With online games, I understand that starting a match by definition takes longer. The infrastructure that allows you to play games with anyone around the world inherently takes longer to make sure everyone is synced than with two Xboxes together. But it was really nice to be able to jump in one Halo match almost as soon as I sat down to play – LAN parties are good!
Not only the network benefited from a wired connection; the wired Xbox controllers were also unexpectedly awesome. Later in the weekend we wanted to play a few games with six players from Super Smash Bros. ultimate, but I had to spend a frustrating few minutes connecting controllers to my console. We had more than enough for everyone, although a few people were stuck with a single Joy-Con because there’s a limit to how many controllers can connect to the Switch. And I thank my lucky stars that all wireless controllers had batteries charged. If they hadn’t, I would have just thrown the controllers on the floor out of frustration and switched to another game.
Of Haloon the other hand, we just connected three wired controllers to each Xbox console and then everyone could play.

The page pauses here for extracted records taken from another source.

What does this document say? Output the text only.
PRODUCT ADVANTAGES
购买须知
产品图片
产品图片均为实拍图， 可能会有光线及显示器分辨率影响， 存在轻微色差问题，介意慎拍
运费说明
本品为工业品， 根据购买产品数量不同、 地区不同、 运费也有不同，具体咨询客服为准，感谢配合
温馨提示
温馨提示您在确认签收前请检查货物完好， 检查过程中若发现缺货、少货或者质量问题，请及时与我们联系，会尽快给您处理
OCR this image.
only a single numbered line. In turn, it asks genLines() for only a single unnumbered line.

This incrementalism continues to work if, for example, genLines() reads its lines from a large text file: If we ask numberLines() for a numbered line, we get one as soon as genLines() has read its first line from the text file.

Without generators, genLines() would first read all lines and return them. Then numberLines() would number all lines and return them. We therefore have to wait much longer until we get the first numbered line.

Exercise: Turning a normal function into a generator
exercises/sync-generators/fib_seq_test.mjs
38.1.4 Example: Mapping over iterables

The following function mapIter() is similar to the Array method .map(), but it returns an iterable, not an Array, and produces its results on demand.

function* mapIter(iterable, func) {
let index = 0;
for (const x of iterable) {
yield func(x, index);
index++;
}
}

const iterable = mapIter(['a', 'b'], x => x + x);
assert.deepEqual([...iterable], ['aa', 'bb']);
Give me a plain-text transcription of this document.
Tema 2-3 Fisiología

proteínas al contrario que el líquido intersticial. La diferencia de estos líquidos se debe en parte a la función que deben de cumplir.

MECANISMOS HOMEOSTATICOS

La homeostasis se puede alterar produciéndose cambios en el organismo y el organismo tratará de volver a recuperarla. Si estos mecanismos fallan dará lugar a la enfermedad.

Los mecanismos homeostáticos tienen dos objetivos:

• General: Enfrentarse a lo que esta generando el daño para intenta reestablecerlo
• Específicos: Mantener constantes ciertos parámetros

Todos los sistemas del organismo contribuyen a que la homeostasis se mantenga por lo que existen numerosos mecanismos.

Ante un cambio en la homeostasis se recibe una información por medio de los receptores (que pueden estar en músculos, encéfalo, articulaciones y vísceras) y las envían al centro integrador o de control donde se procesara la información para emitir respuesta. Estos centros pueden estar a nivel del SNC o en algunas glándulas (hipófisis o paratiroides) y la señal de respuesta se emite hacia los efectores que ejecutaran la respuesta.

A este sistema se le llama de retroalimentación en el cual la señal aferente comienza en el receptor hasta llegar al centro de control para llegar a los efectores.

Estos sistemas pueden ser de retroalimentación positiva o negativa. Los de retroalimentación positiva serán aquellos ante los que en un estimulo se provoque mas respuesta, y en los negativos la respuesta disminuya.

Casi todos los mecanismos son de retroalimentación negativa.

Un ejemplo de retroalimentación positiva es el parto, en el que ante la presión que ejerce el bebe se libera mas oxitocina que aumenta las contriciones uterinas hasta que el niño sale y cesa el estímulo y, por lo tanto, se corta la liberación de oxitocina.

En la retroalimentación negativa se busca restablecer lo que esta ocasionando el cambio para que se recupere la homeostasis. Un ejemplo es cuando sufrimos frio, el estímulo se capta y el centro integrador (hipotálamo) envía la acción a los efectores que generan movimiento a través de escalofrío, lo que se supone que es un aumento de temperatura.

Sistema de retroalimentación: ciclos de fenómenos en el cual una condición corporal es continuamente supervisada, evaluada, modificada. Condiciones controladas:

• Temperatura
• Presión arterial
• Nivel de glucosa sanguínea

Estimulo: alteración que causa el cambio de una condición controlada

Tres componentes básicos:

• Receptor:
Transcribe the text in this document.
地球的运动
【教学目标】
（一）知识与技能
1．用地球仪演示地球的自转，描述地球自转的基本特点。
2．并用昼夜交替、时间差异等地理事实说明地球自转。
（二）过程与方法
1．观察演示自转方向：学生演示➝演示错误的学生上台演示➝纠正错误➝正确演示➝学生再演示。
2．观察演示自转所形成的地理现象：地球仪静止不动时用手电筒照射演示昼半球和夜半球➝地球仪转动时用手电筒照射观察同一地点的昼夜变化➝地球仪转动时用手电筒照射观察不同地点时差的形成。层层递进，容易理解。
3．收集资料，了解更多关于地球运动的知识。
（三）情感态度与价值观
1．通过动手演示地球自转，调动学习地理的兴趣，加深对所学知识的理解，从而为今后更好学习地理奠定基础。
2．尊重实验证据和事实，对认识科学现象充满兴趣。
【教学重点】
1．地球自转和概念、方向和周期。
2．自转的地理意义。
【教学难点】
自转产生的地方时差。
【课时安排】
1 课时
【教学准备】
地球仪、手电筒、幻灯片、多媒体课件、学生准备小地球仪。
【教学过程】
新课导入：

LAN parties won’t be the only way I play multiplayer games in the future, and things weren’t perfect. We had to use a paper clip to open the tray on an Xbox that was having trouble reading the disc. A few of the controllers showed their age; I had to rest my controller on my legs in just the right way so a frayed wire wouldn’t disconnect my controller. and complete Fortnite challenges is an almost daily ritual with my wife – I will happily deal with the extra wait time to keep playing with her.
But as tech companies continue to create gadgets and gaming hardware that are increasingly wireless, it’s been nice to have a “it just works” experience with a game and consoles that are more than two decades old. And it helps that I had some good ones Halo also friends to play with.